I shrank into my chair. Inadequacy gripped me, vaguely familiar, as the chance to prove my worth again passed over me in favor of others more worthy.
A form stopped in front of me. “Linette.”
I looked up, startled. Bezreth stared at me, her lips stretched in a smile that chilled me. “Congratulations. You’ve been here long enough. It’s time for you to be of use to the hill-gods.”
A feeble sensation twisted in my stomach, then faded. “I’m glad,” I said, but my voice sounded dead in my ears. Where was the euphoria, the fulfillment I’d longed for? “I want some way to serve.”
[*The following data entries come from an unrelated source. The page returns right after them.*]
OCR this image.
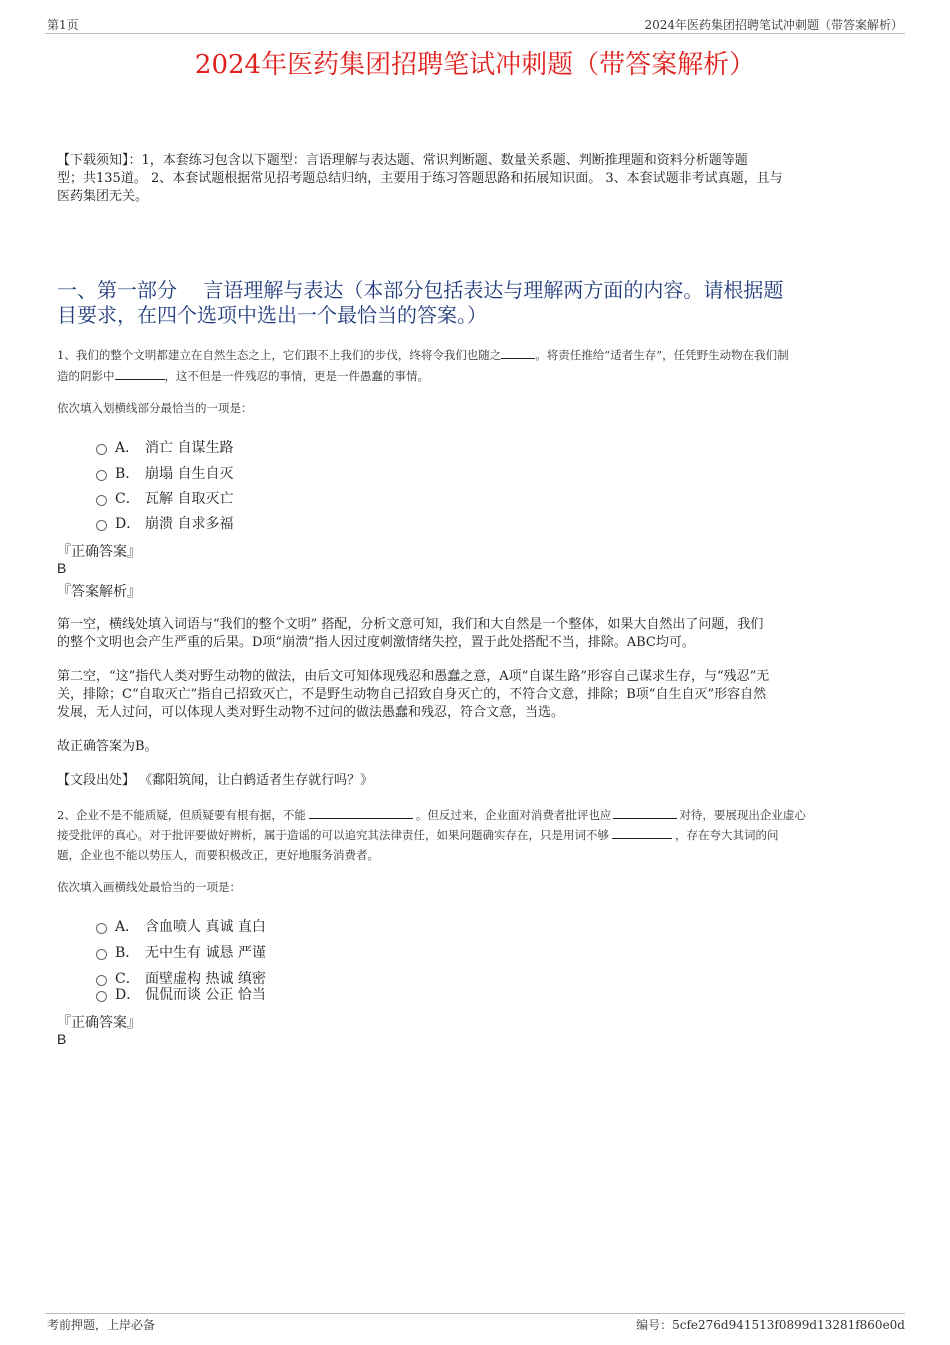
第1页	2024年医药集团招聘笔试冲刺题（带答案解析）
2024年医药集团招聘笔试冲刺题（带答案解析）
【下载须知】：1，本套练习包含以下题型：言语理解与表达题、常识判断题、数量关系题、判断推理题和资料分析题等题
型；共135道。 2、本套试题根据常见招考题总结归纳，主要用于练习答题思路和拓展知识面。 3、本套试题非考试真题，且与
医药集团无关。
一、第一部分　 言语理解与表达（本部分包括表达与理解两方面的内容。请根据题
目要求，在四个选项中选出一个最恰当的答案。）
1、我们的整个文明都建立在自然生态之上，它们跟不上我们的步伐，终将令我们也随之	。将责任推给“适者生存”，任凭野生动物在我们制
造的阴影中	，这不但是一件残忍的事情，更是一件愚蠢的事情。
依次填入划横线部分最恰当的一项是：
A． 消亡 自谋生路
B． 崩塌 自生自灭
C． 瓦解 自取灭亡
D． 崩溃 自求多福
『正确答案』
B
『答案解析』
第一空，横线处填入词语与“我们的整个文明” 搭配，分析文意可知，我们和大自然是一个整体，如果大自然出了问题，我们
的整个文明也会产生严重的后果。D项“崩溃”指人因过度刺激情绪失控，置于此处搭配不当，排除。ABC均可。
第二空，“这”指代人类对野生动物的做法，由后文可知体现残忍和愚蠢之意，A项“自谋生路”形容自己谋求生存，与“残忍”无
关，排除；C“自取灭亡”指自己招致灭亡，不是野生动物自己招致自身灭亡的，不符合文意，排除；B项“自生自灭”形容自然
发展，无人过问，可以体现人类对野生动物不过问的做法愚蠢和残忍，符合文意，当选。
故正确答案为B。
【文段出处】 《鄱阳筑闻，让白鹤适者生存就行吗？》
2、企业不是不能质疑，但质疑要有根有据，不能	。但反过来，企业面对消费者批评也应	对待，要展现出企业虚心
接受批评的真心。对于批评要做好辨析，属于造谣的可以追究其法律责任，如果问题确实存在，只是用词不够	，存在夸大其词的问
题，企业也不能以势压人，而要积极改正，更好地服务消费者。
依次填入画横线处最恰当的一项是：
A． 含血喷人 真诚 直白
B． 无中生有 诚恳 严谨
C． 面壁虚构 热诚 缜密
D． 侃侃而谈 公正 恰当
『正确答案』
B
考前押题，上岸必备	编号：5cfe276d941513f0899d13281f860e0d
She poked my chest with one gnarled finger. “You will. Tonight.”
I dipped my chin, trying to hide the fear that roiled again, this time with more strength.
She chose the final stone statue from the basket, communed with it briefly, then handed it to me. The sculpture depicted a leering face framed by clawed hands, frozen in a moment of attack. Loathing washed through me like a swallow of the bitter clavo I was brought each morning.